赤江珠緒さんが肺炎で入院されました。ご主人さんは幸い退院されたとのことですが小さなお子さんを育てながらのこれまでの生活や入院後の不安等を考えるととても心が痛いです。誰かに子供の世話を頼もうにも頼めない感染症を抱えての事態にどうすればいいのか簡単に解決策は思いつかないです。

その赤江さんが入院される際のコメントに強い印象を受けました。

「改善しているのか悪化しているのかを自分で判断するのはかなり難しい。」

確かそのようなことをおっしゃっていたように思います。

先日厚生労働省から13項目の重症化サインが発表されました。息切れを感じるとか唇が青いとかいつもと様子が違うとか。

これはこれでとても重要なサインだと思います。でも赤江さんのコメントに対する解決策にはなっていないなあというのが正直な感想です。これら13項目の重症化サインは重症になった人のサインと言っても過言ではないからです。

本当に必要なのは重症になる前の重症になりそうなサインだと思います。言い換えると症状が出る前にわかる重症化サインです。

これは自覚症状が出る前に知る必要があるわけです。

このために臨床検査があると思います。

なんだ、結局医療機関にかからないといけないのか。と思われるかもしれませんが、そのために臨床検査があると思っています。日本の臨床検査は本当に充実しています。また、兼ねてから私が気になっているのはあまりにもPCR検査ばかりに目が向きすぎているなという点です。

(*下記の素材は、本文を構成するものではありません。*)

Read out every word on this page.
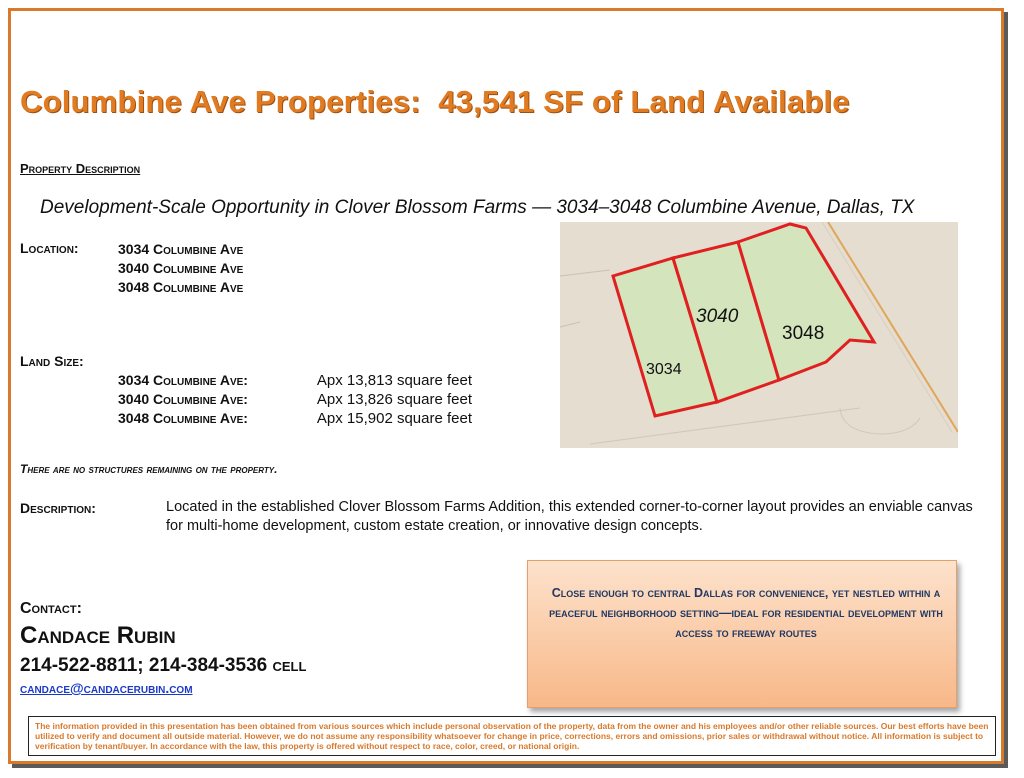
Columbine Ave Properties:  43,541 SF of Land Available
Property Description
Development-Scale Opportunity in Clover Blossom Farms — 3034–3048 Columbine Avenue, Dallas, TX
Location:	3034 Columbine Ave
3040 Columbine Ave
3048 Columbine Ave
Land Size:
3034 Columbine Ave:	Apx 13,813 square feet
3040 Columbine Ave:	Apx 13,826 square feet
3048 Columbine Ave:	Apx 15,902 square feet
3034
3040
3048
There are no structures remaining on the property.
Description:	Located in the established Clover Blossom Farms Addition, this extended corner-to-corner layout provides an enviable canvas for multi-home development, custom estate creation, or innovative design concepts.
Contact:
Candace Rubin
214-522-8811; 214-384-3536 cell
candace@candacerubin.com
Close enough to central Dallas for convenience, yet nestled within a peaceful neighborhood setting—ideal for residential development with access to freeway routes
The information provided in this presentation has been obtained from various sources which include personal observation of the property, data from the owner and his employees and/or other reliable sources. Our best efforts have been utilized to verify and document all outside material. However, we do not assume any responsibility whatsoever for change in price, corrections, errors and omissions, prior sales or withdrawal without notice. All information is subject to verification by tenant/buyer. In accordance with the law, this property is offered without respect to race, color, creed, or national origin.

PCR以外にもいろんな検査があるではないでしょうか。

例えば、埼玉県立循環器・呼吸器病センターの先生方が素晴らしい報告をされています。重症化する症例に関連する事項として、リンパ球数1,000/μL以下、CRP2.5以上、フェリチン430ng/mL以上を上げておられました。また下痢も重要因子だと報告されています。胸部CTはもちろん直接肺炎の有無を判断できるので有用ですが、コロナ疑いの方を撮影したらその後消毒作業も必要となり、その他の患者さんの検査スケジュールに影響が出ることも考慮しなければなりません。

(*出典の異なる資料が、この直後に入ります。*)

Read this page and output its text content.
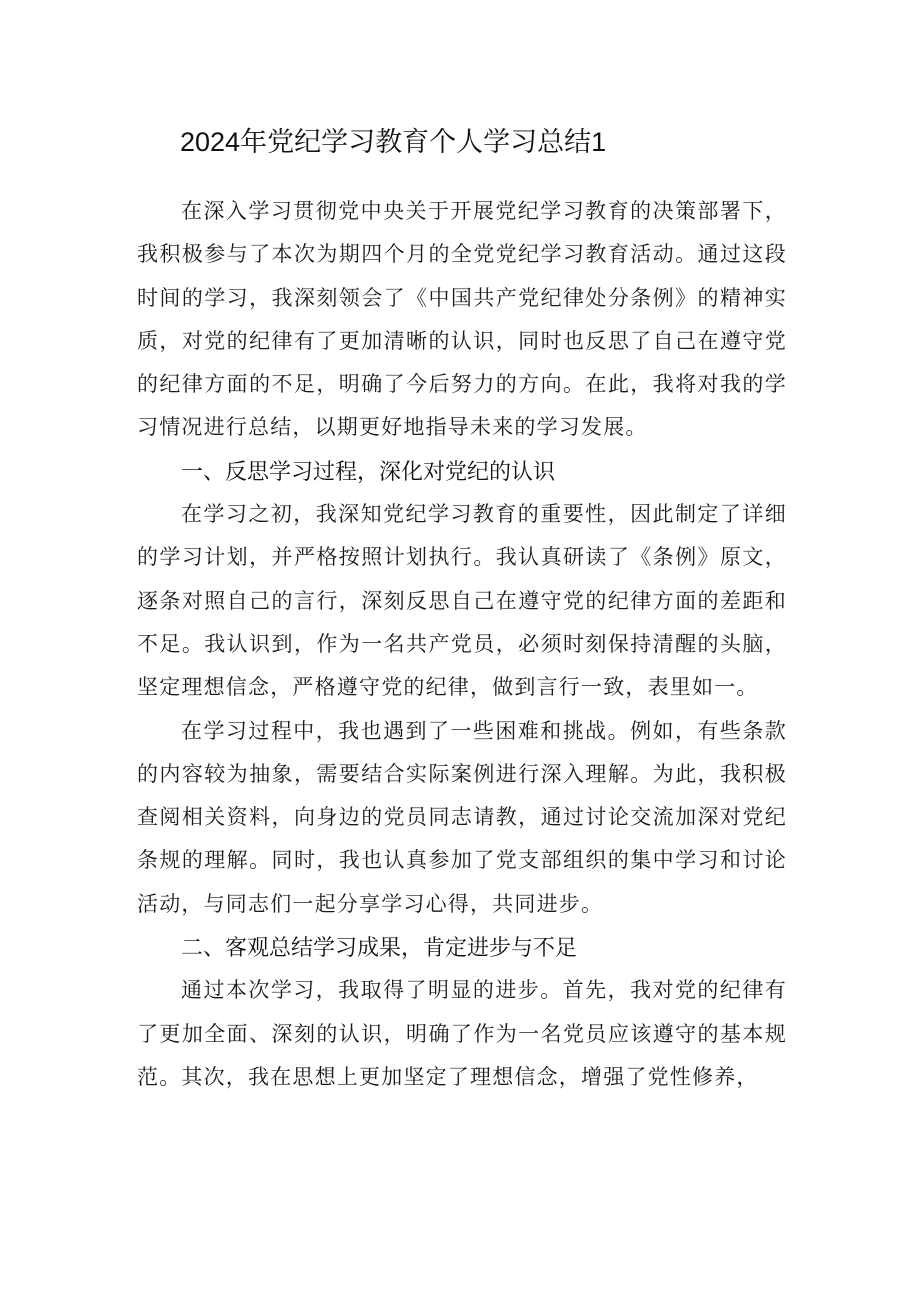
2024年党纪学习教育个人学习总结1

在深入学习贯彻党中央关于开展党纪学习教育的决策部署下，我积极参与了本次为期四个月的全党党纪学习教育活动。通过这段时间的学习，我深刻领会了《中国共产党纪律处分条例》的精神实质，对党的纪律有了更加清晰的认识，同时也反思了自己在遵守党的纪律方面的不足，明确了今后努力的方向。在此，我将对我的学习情况进行总结，以期更好地指导未来的学习发展。

一、反思学习过程，深化对党纪的认识

在学习之初，我深知党纪学习教育的重要性，因此制定了详细的学习计划，并严格按照计划执行。我认真研读了《条例》原文，逐条对照自己的言行，深刻反思自己在遵守党的纪律方面的差距和不足。我认识到，作为一名共产党员，必须时刻保持清醒的头脑，坚定理想信念，严格遵守党的纪律，做到言行一致，表里如一。

在学习过程中，我也遇到了一些困难和挑战。例如，有些条款的内容较为抽象，需要结合实际案例进行深入理解。为此，我积极查阅相关资料，向身边的党员同志请教，通过讨论交流加深对党纪条规的理解。同时，我也认真参加了党支部组织的集中学习和讨论活动，与同志们一起分享学习心得，共同进步。

二、客观总结学习成果，肯定进步与不足

通过本次学习，我取得了明显的进步。首先，我对党的纪律有了更加全面、深刻的认识，明确了作为一名党员应该遵守的基本规范。其次，我在思想上更加坚定了理想信念，增强了党性修养，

そうすると簡単に採血ですぐ結果の出せる臨床検査はPCRとセットでやるべきなのではないかと思います。そして陽性になった方は少なくとも数日ごとにこれらの検査を経時的に見ていけばいいのではないかと思います。上記基準を満たさなくてもそれにだんだん近づいていたら要注意できます。

また、若い方も含めて脳梗塞を併発するという事例も報告されています。少し前からD-ダイマーという凝固因子が高値になるという報告もあり、もしかしたらDIC(播種性血管内凝固症候群)という重篤な合併症を引き起こしやすいのかもしれません。普通、怪我をしたら血液が空気に触れて初めて血液は凝固してかさぶたができて傷が治るという流れです。DICは重篤な患者で起こることがあるのですが、血管の中で勝手に血液が凝固していってしまう病態です。この病態のときD-ダイマーが高くなるんです。エコノミークラス症候群というのがありますがこれも血管の中で凝固が起きて肺梗塞を起こす病気ですがD-ダイマーが上がります。もしかしたらコロナで肺梗塞が併発するのかもしれません。

ですから少なくともPCR陽性なら(感染者あり得るのでできれば陰性でも)、そしてたとえ軽症でもコロナ抗体、リンパ球数、CRP、フェリチン、D-ダイマーをしっかりと検査し、簡便にできるリンパ球数とCRPは経時的にフォローアップするのが良いのではないかと思います。状態によってはPCRと抗体検査もフォローアップが必要だと思います。

昨日テレビで石破茂先生が素晴らしいコメントされていました。

「スピード感の感は要りません。スピードが大事です。そうするともしかしたら後で間違いがあったと思うことがあるかもしれません。しかしそれは率直に認める覚悟を持ってとにかくスピードを持ってことに当たる必要があります。」

私も全く同感です。PCRばかりに目を向けないで重症化をスピード良く事前把握する方法を広く考えていって欲しいと思います。